Computational Modeling Suggests a Mechanism of Inhibition of SPAK/OSR1 by a known RF x V Pocket Inhibitor

The kinases SPAK and OSR1 activate Na + ‐dependent cation‐Cl ‐ cotransporters by anchoring themselves through a C‐terminal domain that binds RFxV/I peptides. Compounds that disrupt this interaction would constitute specific inhibitors. In this work, we used the ROSETTA software suite to dock a library of 14,400 fragments to the known structure of the CCT domain of OSR1. Each fragment was placed at the position that corresponded to the side chain of the Phe from the RFxV/I motif, and allowed to rotate and translate on a flexible CCT backbone. Using a supercomputer, 200 runs were performed on 5 energetically‐relaxed structures plus the native structure per fragment, representing a total of 17.3 x 10 6 simulations.
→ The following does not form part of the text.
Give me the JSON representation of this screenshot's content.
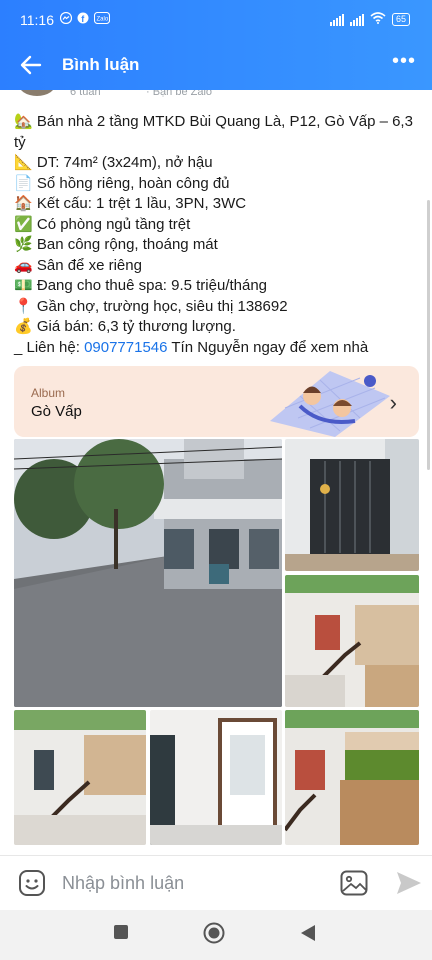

We observed that the structures with the best energy values were placed into a hole behind F452. RosettaHoles confirmed the existence of a void in the crystal structure accessible by displacing the phenyl ring of the F452. Importantly, we were able to model the binding of STOCK2S‐26016, a known inhibitor of SPAK. We found that part of the molecule also reached the hydrophobic void behind F452. ROSETTA assigned a high binding energy to the inhibitor and a much lower energy to an inactive variant. In addition, the known inhibitor shares structural features with fragments from our computational screen. Interestingly, the binding energies of these fragments were better, indicating that the inhibitor may likely be improved upon. In conclusion, we were able to model the binding of chemical structures to the CCT domain of OSR1. The models gave us information regarding the binding location of a known inhibitor. Chemical synthesis and functional studies are underway to assess the binding and inhibitory properties of improved molecules.